Chef Ryan Lachaine’s Montrose restaurant remains one of the city’s most vibrant restaurants, drawing heavily on Houston’s immigrant communities and Lachaine’s Canadian and Eastern European heritage. Executive Sous Chef Peter Nguyen has added his own twist to the menu, from smash hits like Chinese-inspired Honey Crawfish with nuts to more recent additions like Mussels in Ginger-Miso Broth. Bartender of the Year nominee Derek Brown brings the experience of some of New York’s best restaurants to Riel’s bar program, which means the drinks are as exciting as the food.
Goodnight Hospitality’s Southern European restaurant offers plenty of comforting bites in one of the city’s most elegant dining rooms. Whether it’s a wood-fired pizza or a vegetable dish made with ingredients sourced from Goodthyme Farms (also owned by partners of Goodnight Bailey and Peter McCarthy), Rosie’s dishes have quality. effortlessly hiding the precise techniques needed to produce them. An extensive wine list, seasonal cocktail list (with alcoholic and non-alcoholic options), and service that offers both a friendly attitude and in-depth menu knowledge further enhances every meal there.
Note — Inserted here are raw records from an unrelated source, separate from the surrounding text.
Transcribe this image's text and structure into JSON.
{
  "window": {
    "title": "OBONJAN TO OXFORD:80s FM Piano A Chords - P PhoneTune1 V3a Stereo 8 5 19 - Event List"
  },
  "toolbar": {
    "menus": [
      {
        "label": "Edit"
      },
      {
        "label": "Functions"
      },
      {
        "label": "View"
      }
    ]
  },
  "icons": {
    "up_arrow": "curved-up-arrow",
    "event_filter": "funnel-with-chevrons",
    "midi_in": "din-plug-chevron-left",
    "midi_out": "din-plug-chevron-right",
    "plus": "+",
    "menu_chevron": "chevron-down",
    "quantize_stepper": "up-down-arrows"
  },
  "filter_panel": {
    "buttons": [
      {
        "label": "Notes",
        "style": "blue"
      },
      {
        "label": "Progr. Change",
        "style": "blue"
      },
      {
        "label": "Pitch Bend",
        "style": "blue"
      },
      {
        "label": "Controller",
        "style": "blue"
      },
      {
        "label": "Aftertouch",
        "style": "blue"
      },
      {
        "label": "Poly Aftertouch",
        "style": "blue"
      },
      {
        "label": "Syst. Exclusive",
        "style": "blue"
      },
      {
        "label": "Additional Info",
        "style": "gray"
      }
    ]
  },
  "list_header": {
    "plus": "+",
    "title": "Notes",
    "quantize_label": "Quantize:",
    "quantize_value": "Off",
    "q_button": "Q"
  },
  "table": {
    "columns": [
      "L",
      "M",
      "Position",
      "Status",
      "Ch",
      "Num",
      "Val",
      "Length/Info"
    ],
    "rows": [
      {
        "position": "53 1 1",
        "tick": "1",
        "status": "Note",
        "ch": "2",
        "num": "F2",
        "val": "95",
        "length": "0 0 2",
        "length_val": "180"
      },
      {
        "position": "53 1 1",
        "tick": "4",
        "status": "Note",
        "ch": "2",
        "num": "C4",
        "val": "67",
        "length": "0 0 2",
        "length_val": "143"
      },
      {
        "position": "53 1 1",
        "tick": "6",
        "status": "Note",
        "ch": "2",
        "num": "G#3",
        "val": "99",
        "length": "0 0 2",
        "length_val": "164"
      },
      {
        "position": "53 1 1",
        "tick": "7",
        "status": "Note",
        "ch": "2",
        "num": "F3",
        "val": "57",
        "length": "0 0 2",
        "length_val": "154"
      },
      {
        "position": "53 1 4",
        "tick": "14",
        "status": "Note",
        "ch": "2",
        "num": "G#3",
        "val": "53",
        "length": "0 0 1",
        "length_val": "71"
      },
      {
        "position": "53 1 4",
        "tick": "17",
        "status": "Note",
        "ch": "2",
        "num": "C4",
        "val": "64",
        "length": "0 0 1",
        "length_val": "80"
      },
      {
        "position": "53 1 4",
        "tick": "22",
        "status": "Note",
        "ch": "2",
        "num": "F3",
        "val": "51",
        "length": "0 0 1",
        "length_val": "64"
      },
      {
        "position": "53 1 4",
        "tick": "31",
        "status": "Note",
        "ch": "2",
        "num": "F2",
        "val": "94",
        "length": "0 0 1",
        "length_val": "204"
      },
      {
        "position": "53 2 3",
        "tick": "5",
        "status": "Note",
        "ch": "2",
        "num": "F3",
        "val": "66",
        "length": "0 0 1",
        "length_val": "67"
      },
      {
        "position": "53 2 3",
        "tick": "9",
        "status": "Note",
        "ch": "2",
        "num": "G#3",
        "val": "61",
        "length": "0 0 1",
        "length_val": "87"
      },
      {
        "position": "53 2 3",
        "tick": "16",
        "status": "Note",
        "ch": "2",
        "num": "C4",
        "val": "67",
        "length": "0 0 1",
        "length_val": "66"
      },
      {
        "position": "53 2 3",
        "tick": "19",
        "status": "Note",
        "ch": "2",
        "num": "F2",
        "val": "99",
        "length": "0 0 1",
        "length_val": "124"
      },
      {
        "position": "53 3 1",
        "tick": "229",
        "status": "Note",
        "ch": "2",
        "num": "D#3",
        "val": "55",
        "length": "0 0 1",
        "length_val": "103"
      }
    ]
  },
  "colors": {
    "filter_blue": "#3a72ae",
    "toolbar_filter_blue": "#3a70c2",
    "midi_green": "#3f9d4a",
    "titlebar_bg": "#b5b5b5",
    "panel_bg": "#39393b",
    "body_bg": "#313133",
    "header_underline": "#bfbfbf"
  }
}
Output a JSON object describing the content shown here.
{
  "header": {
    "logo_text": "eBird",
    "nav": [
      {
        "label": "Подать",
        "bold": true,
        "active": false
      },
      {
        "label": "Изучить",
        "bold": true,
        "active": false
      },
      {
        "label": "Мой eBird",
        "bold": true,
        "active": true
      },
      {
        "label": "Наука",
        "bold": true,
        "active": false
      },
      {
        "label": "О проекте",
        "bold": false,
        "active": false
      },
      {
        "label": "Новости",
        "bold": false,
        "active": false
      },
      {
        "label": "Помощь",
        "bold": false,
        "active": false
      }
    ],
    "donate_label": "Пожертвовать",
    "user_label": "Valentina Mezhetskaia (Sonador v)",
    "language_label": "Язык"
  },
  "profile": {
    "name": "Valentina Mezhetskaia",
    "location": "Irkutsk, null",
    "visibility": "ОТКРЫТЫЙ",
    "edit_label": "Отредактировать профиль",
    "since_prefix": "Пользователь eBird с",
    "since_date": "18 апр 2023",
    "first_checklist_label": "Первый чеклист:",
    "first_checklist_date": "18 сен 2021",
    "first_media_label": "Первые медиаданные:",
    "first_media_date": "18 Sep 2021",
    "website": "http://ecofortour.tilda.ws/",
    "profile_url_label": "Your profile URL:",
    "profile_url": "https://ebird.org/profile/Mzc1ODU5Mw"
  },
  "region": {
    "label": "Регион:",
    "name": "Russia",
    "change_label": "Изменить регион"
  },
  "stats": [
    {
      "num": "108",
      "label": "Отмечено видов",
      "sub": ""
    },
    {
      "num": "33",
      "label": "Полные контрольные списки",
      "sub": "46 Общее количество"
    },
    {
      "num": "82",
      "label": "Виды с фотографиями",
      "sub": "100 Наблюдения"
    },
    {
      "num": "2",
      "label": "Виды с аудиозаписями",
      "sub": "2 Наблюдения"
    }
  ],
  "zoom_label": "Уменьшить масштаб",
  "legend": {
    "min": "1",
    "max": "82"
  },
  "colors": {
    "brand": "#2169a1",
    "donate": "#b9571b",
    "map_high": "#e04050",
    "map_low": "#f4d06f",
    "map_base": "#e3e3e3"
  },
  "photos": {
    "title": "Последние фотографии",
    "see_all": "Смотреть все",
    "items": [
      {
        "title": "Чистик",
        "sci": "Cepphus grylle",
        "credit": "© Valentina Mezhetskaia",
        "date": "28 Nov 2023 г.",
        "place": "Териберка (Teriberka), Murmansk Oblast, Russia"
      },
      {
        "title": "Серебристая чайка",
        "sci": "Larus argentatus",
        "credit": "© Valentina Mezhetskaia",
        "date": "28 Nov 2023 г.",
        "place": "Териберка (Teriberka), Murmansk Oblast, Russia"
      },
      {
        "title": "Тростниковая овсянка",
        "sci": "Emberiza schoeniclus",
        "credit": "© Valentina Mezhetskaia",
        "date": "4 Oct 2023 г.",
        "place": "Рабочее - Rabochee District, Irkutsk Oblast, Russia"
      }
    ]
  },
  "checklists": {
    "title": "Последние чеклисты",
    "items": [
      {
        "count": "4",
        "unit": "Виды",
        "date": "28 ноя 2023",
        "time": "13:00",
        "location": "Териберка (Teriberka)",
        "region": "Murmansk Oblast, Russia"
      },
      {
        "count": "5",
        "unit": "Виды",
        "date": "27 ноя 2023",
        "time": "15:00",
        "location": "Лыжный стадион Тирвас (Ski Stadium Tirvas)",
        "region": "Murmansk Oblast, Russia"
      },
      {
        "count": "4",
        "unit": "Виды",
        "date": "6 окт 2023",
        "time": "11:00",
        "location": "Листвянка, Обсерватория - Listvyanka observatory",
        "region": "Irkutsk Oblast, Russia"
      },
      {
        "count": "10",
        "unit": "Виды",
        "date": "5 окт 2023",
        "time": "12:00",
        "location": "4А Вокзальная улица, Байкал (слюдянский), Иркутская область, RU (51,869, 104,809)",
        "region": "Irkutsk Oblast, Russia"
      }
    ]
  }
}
When Squable opened in 2019, the focus was on its owners, award-winning chef James Beard, Justin Yu, and Anvil owner, Bobby Heugel. As the restaurant has evolved, attention has shifted to Executive Chef Mark Clayton’s menu, which uses local ingredients to create European-inspired dishes, and the Director’s beverage program. General Terry Williams, who draws on an eclectic mix of wines and cocktails that complement Clayton’s cuisine. Staple foods like French cheeseburger and pickled mussels anchor the menu, but new dishes – summer melon with puffy shisitos turned out to be the highlight of a recent visit – mean even frequent visitors could find a new favorite.